2.  Retrofit and improve existing buildings

“Greening the vast quantity of existing building stock in Australia is an enormous challenge - and all parties must have policies and plans which address, enable and encourage this. Some state and territory governments are introducing a range of policy incentives to improve existing buildings' energy efficiency, reduce water use, widen the range of green building materials used and reduce construction and demolition waste.  We call on all political parties to outline the financial and non-financial incentives they intend to introduce to support more efficient, productive and sustainable buildings,” Mr Mellon says.

3.  Move beyond buildings to communities and cities

“In mid-2012, the GBCA launched the Green Star – Communities rating tool to provide best practice benchmarks for delivering adaptable, liveable, prosperous and sustainable cities, communities and precincts across Australia. The benchmarks within this rating tool, and the ratings to be achieved, should be embedded within federal policies and strategies in order to encourage better outcomes – especially in leaner economic times when Australians need less pressure on their cost of living. 

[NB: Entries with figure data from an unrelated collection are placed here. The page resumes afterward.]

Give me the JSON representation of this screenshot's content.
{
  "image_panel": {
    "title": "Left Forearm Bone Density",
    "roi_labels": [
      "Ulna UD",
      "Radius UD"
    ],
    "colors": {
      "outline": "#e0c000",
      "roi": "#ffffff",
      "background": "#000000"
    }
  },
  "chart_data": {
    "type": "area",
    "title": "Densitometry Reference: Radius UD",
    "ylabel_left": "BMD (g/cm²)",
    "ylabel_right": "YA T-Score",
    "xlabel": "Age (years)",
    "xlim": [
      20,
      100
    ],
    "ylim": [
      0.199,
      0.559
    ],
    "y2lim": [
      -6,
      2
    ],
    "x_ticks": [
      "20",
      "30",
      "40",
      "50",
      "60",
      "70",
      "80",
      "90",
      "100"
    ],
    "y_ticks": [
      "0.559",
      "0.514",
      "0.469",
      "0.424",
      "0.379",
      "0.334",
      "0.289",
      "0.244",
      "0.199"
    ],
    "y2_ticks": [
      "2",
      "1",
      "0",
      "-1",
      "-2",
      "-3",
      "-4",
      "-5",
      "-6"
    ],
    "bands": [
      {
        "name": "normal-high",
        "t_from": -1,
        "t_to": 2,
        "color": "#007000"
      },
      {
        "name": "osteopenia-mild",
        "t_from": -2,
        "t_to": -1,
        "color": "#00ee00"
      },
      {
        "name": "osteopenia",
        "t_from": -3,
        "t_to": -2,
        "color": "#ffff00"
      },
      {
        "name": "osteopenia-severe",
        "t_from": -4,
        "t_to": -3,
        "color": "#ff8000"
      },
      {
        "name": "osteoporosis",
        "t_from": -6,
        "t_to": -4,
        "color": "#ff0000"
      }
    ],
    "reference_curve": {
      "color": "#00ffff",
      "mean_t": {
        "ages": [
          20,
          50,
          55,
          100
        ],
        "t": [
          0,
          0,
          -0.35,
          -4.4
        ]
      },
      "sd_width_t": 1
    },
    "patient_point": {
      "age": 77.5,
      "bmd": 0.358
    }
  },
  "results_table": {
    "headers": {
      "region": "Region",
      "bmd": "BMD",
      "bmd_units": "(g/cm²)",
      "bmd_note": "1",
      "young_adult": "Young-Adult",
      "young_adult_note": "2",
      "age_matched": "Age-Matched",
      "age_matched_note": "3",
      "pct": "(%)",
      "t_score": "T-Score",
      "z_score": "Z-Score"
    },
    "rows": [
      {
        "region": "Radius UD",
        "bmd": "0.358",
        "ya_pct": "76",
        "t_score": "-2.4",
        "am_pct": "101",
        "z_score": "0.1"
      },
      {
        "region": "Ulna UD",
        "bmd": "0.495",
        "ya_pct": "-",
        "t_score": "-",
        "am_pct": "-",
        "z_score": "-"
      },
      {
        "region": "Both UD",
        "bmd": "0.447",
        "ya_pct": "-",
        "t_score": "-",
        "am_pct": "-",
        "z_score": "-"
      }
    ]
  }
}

“What’s more, we must learn from the extreme weather events we’ve experienced in recent years to make our buildings and communities more resilient and adaptable.  This means updating our planning and building codes, and developing national policies that realise the economic benefits of early adaptation and mitigation,” Mr Mellon adds.

“Australia’s future economic productivity, liveability and sustainability depend on getting it right with our buildings, our communities and our cities.  A long-term commitment to policies and programs that drive sustainability in the built environment is essential.  How Australia’s parties are judged will be on the strength of their policies not the posturing of their politicians,” Mr Mellon concludes.